Make sure you clean out the burrs. If the tube looks small after you cut it de-burr it.
 
Thanks guys. I will try another cutter and use another method to tighten the wing nuts. I did de-burr the line. I will let you know how it goes.
 
I got a Craftsman double flare tool kit from Sears. The instructions tell you to use the bar of the die to tighten the wing nuts, never had the lines come loose this way.
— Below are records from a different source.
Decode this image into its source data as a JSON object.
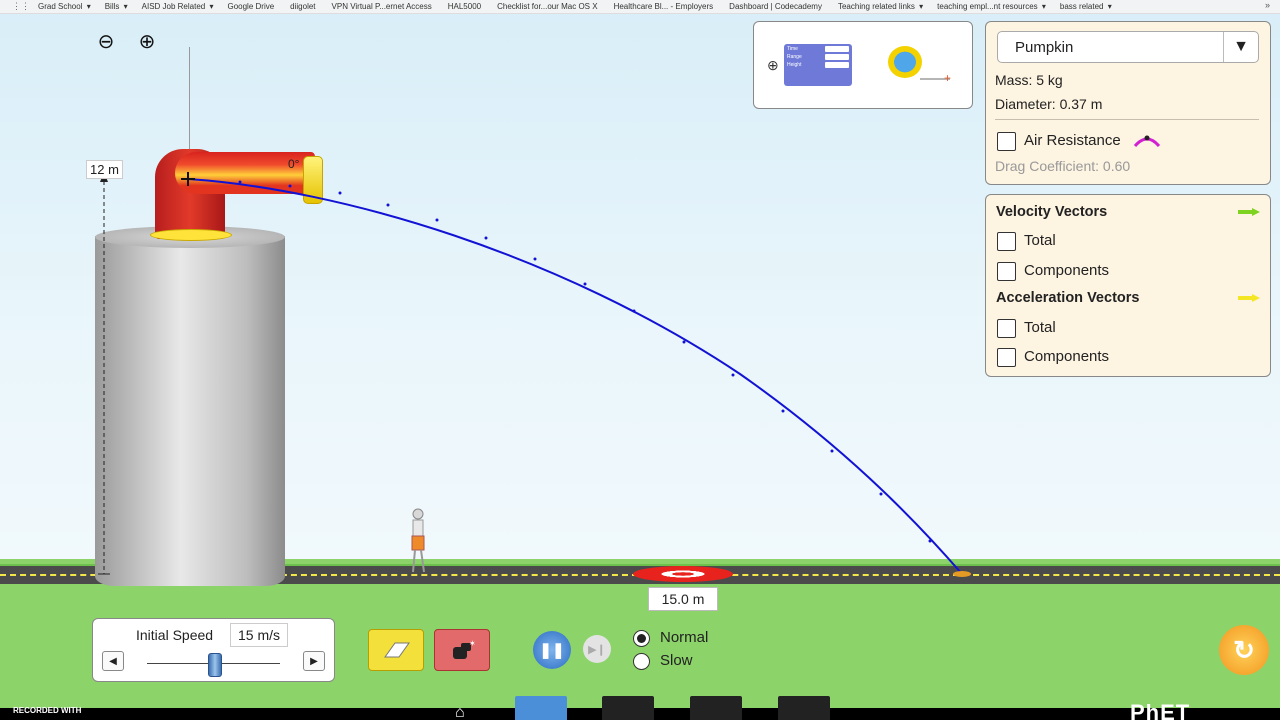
{
  "bookmarks": [
    {
      "label": "Grad School",
      "has_menu": true
    },
    {
      "label": "Bills",
      "has_menu": true
    },
    {
      "label": "AISD Job Related",
      "has_menu": true
    },
    {
      "label": "Google Drive",
      "has_menu": false
    },
    {
      "label": "diigolet",
      "has_menu": false
    },
    {
      "label": "VPN Virtual P...ernet Access",
      "has_menu": false
    },
    {
      "label": "HAL5000",
      "has_menu": false
    },
    {
      "label": "Checklist for...our Mac OS X",
      "has_menu": false
    },
    {
      "label": "Healthcare Bl... - Employers",
      "has_menu": false
    },
    {
      "label": "Dashboard | Codecademy",
      "has_menu": false
    },
    {
      "label": "Teaching related links",
      "has_menu": true
    },
    {
      "label": "teaching empl...nt resources",
      "has_menu": true
    },
    {
      "label": "bass related",
      "has_menu": true
    }
  ],
  "scene": {
    "height_label": "12 m",
    "angle_label": "0°",
    "target_distance": "15.0 m"
  },
  "tools": {
    "stopwatch_rows": [
      "Time",
      "Range",
      "Height"
    ]
  },
  "projectile_panel": {
    "selected": "Pumpkin",
    "mass": "Mass: 5 kg",
    "diameter": "Diameter: 0.37 m",
    "air_resistance_label": "Air Resistance",
    "air_resistance_checked": false,
    "drag_coefficient": "Drag Coefficient: 0.60"
  },
  "vectors_panel": {
    "velocity_heading": "Velocity Vectors",
    "velocity_total": "Total",
    "velocity_components": "Components",
    "acceleration_heading": "Acceleration Vectors",
    "acceleration_total": "Total",
    "acceleration_components": "Components",
    "velocity_color": "#7ed321",
    "acceleration_color": "#f5e623"
  },
  "controls": {
    "initial_speed_label": "Initial Speed",
    "initial_speed_value": "15 m/s",
    "initial_speed_fraction": 0.5,
    "speed_normal": "Normal",
    "speed_slow": "Slow",
    "selected_speed": "Normal"
  },
  "footer": {
    "recorded_with": "RECORDED WITH"
  },
  "colors": {
    "trajectory": "#1212d4",
    "panel_bg": "#fdf4e2",
    "accent_blue": "#2b6cc1"
  }
}
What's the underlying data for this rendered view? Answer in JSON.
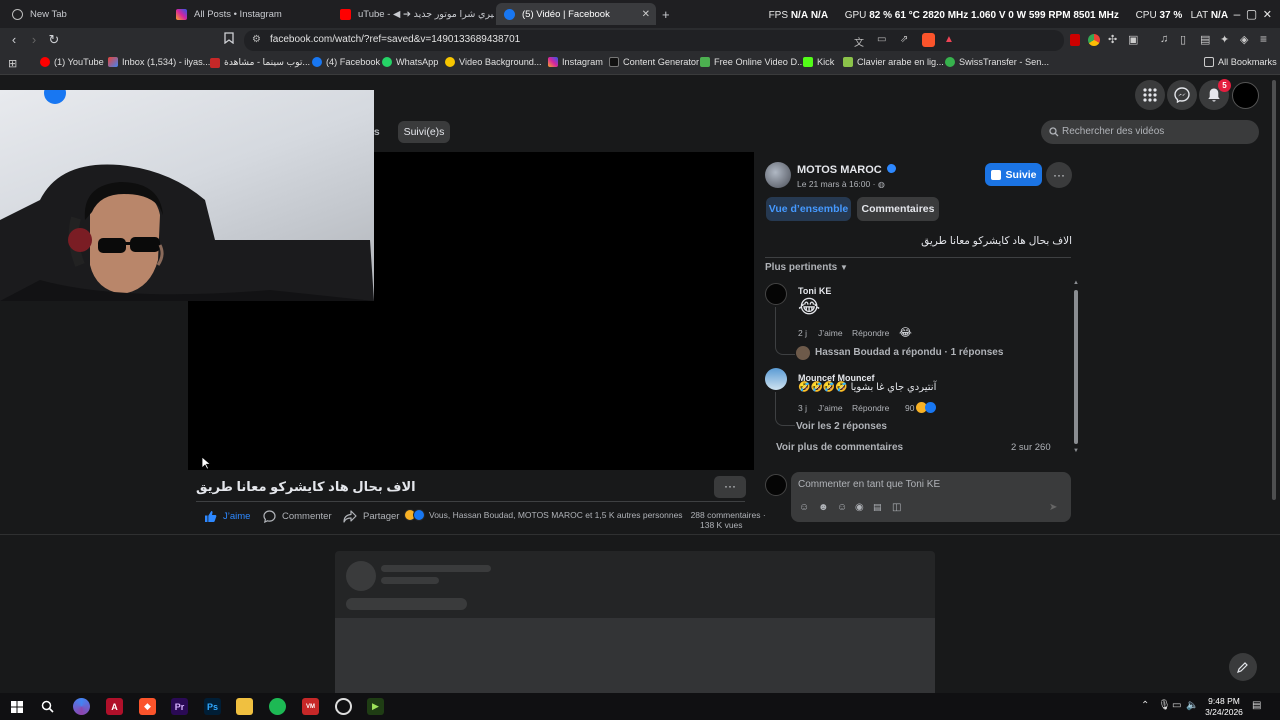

I've replaced every hardline on three cherokees and a TJ using that tool, not one problem with any of the double flares.
 
I helped a buddy do brakes lines using a tool like this one;
fe61b36d.jpg


tighten it too much and it seemed to loosen at the center, don't tighten enough and it just slips anyway... so we tightened it enough to hold it, then put it in the corner of a vice and snugged up the vice to keep things properly tight.

you don't have to really torque the vice, just tighten it 1/4 turn past snug (you'll know when it's good) and then goto town on the flaring.

good luck
 
I've never been able to make one of those bar & yoke style flare tools work, the line always pushed through the bar.

I picked up a pliers style flare tool several years ago from JCWhitney of all places. Since then, I've found it in a few other places, even the local Ace hardware and Menard's (without the double flare buttons, unfortunately.) I've even made a good double flare on a line that had brake fluid dribbling out of it.